" Uda kau tenang aja, aku nggak akan buat masalah kok." ucapnya.
" Tapi aku masih curiga dengan mu." ucapnya yang masih tidak percaya.
Tiba-tiba saja, telpon Wildan berbunyi. Dan ternyata bunda mawar yang menelpon, dengan sigap Wildan pun langsung mengangkat telepon dari sang bunda.
" Halo bunda." ucapnya untuk mengawali pembicaraan.
" Halo sayang, kau dimana?" tanya bunda.
" Kakak masih di rumah teman Bun, ada apa ya?" tanya Wildan.
" Ada yang mau bunda sampaikan, jadi nanti kau ke rumah bunda ya. Oh iya sebelum kesini jemput Hana dulu ya!" ucap bunda.
" Memang Hana dimana bun?" tanya Wildan yang penasaran.
" Hana lagi di rumah Dafa, nanti bunda kirimkan alamatnya." ucap bunda.
" Baik bunda, nanti Wildan akan jemput Hana." jawabnya.

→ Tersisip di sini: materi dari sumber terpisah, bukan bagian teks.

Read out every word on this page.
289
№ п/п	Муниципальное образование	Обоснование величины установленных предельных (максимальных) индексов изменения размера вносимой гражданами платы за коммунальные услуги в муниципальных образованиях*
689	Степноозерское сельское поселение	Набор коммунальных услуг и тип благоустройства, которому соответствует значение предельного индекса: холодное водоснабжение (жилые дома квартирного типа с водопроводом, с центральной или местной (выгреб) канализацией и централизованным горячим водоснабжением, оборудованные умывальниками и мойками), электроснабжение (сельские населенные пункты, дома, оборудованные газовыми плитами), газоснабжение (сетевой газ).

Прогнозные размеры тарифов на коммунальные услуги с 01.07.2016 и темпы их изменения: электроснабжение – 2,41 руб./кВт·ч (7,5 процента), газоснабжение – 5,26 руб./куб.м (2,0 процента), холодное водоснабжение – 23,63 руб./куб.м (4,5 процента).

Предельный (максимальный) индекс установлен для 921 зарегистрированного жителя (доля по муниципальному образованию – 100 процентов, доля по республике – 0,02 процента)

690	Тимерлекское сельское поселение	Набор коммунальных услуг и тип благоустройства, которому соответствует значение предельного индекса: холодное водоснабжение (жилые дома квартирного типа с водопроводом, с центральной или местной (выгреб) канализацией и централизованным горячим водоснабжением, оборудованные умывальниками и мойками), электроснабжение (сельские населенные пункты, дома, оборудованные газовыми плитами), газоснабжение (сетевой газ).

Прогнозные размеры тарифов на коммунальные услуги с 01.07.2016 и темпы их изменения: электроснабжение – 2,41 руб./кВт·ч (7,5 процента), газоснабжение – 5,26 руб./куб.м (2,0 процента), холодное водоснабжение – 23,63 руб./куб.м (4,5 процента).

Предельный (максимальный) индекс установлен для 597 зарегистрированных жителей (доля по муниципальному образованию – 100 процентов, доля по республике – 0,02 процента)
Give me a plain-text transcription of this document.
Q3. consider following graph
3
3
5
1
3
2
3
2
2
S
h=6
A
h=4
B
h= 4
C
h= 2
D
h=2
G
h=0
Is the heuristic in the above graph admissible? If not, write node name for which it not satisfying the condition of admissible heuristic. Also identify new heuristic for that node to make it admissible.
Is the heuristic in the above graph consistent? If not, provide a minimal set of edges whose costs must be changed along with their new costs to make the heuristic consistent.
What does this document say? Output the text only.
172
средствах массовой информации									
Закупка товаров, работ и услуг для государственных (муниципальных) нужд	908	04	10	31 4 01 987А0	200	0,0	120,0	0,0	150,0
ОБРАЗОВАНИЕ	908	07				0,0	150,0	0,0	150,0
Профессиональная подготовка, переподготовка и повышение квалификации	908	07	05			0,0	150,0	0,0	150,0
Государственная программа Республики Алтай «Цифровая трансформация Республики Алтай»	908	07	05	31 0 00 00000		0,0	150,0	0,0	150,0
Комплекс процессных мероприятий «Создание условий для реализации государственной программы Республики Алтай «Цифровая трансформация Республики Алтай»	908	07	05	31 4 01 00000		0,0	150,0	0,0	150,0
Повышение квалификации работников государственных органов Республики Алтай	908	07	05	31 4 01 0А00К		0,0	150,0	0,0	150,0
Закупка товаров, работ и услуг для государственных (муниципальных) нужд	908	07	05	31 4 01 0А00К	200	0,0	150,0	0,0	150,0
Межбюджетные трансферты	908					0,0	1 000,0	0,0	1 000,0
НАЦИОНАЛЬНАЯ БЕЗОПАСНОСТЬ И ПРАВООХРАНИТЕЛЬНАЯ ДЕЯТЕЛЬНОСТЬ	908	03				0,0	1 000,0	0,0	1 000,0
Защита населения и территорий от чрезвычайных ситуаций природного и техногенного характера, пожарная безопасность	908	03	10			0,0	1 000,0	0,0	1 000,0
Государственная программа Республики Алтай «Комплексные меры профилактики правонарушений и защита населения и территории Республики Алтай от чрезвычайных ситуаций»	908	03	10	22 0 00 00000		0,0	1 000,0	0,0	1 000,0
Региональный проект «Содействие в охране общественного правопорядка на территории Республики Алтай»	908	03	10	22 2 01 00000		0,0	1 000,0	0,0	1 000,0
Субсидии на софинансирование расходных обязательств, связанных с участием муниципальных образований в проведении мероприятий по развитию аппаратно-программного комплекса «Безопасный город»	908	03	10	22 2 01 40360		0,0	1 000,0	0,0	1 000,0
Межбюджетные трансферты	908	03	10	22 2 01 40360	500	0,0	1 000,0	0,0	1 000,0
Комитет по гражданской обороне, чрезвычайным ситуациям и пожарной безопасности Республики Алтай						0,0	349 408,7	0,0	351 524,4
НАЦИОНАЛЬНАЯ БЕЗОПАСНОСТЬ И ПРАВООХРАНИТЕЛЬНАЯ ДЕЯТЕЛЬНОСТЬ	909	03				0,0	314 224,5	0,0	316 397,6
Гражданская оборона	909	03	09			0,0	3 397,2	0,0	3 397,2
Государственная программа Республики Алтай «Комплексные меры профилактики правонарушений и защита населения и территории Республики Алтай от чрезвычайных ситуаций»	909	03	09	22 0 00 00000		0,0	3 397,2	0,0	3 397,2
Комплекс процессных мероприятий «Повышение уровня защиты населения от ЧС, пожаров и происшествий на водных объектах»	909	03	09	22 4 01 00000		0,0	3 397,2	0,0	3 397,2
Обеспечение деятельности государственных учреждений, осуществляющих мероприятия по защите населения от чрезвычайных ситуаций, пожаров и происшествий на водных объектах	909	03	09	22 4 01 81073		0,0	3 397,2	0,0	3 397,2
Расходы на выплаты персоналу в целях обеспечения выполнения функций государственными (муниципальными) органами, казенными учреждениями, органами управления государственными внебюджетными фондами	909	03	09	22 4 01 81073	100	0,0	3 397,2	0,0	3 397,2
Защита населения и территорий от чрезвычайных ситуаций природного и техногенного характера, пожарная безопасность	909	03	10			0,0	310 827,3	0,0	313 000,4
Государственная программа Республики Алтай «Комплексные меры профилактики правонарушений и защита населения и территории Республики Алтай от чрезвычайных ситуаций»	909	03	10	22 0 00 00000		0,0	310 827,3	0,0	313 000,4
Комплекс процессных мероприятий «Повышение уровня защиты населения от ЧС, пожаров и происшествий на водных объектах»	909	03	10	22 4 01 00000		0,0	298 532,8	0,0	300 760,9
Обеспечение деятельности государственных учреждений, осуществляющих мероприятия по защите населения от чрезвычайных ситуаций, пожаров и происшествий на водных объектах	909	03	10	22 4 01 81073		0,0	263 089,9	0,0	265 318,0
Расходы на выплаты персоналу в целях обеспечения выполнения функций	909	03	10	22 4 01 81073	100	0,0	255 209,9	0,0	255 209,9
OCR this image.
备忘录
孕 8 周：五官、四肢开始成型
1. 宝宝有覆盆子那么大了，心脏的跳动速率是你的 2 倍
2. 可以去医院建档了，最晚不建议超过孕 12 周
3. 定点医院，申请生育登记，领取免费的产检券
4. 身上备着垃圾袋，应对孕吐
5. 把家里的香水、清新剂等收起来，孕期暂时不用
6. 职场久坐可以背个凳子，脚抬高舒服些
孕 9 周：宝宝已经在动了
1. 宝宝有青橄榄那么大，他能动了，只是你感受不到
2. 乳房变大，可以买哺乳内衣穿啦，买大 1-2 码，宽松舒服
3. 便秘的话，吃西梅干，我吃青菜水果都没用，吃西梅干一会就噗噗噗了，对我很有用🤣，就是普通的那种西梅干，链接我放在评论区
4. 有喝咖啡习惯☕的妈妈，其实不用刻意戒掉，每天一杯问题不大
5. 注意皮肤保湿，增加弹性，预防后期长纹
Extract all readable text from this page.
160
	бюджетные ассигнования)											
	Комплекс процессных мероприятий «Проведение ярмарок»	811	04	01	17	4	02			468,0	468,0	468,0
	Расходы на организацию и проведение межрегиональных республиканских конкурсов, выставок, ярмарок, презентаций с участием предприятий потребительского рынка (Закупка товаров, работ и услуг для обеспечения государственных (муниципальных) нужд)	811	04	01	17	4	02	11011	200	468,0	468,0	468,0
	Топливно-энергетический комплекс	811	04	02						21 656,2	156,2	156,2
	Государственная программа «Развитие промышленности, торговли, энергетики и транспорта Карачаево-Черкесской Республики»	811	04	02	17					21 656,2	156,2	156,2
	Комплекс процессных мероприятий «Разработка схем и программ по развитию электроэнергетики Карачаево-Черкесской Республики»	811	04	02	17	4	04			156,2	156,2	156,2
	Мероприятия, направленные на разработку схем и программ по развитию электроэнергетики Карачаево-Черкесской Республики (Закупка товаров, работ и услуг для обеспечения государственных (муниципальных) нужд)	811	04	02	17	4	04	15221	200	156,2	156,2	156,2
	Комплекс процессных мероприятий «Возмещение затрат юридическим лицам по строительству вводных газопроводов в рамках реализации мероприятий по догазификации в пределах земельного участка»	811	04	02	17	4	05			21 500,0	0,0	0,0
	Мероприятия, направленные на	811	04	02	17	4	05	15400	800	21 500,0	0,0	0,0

" Yauda hati-hati ya nak." ucap bunda dengan mematikan sambungan telepon.
Setelah sambung telepon mati, Wildan pun langsung masuk ke dalam rumah Rio. Ia berniat meminjam motor Rio, karena ia harus menjemput Hana terlebih dahulu. Ia pun langsung menuju ke arah kamar Rio.
" Rio." panggilnya ketika baru sampai di kamar Rio.
" Ada apa?" tanya Rio.
" Minjam motor dong." ucapnya langsung.
" Yauda ni bawak, tapi kau mau kemana?" tanya Rio.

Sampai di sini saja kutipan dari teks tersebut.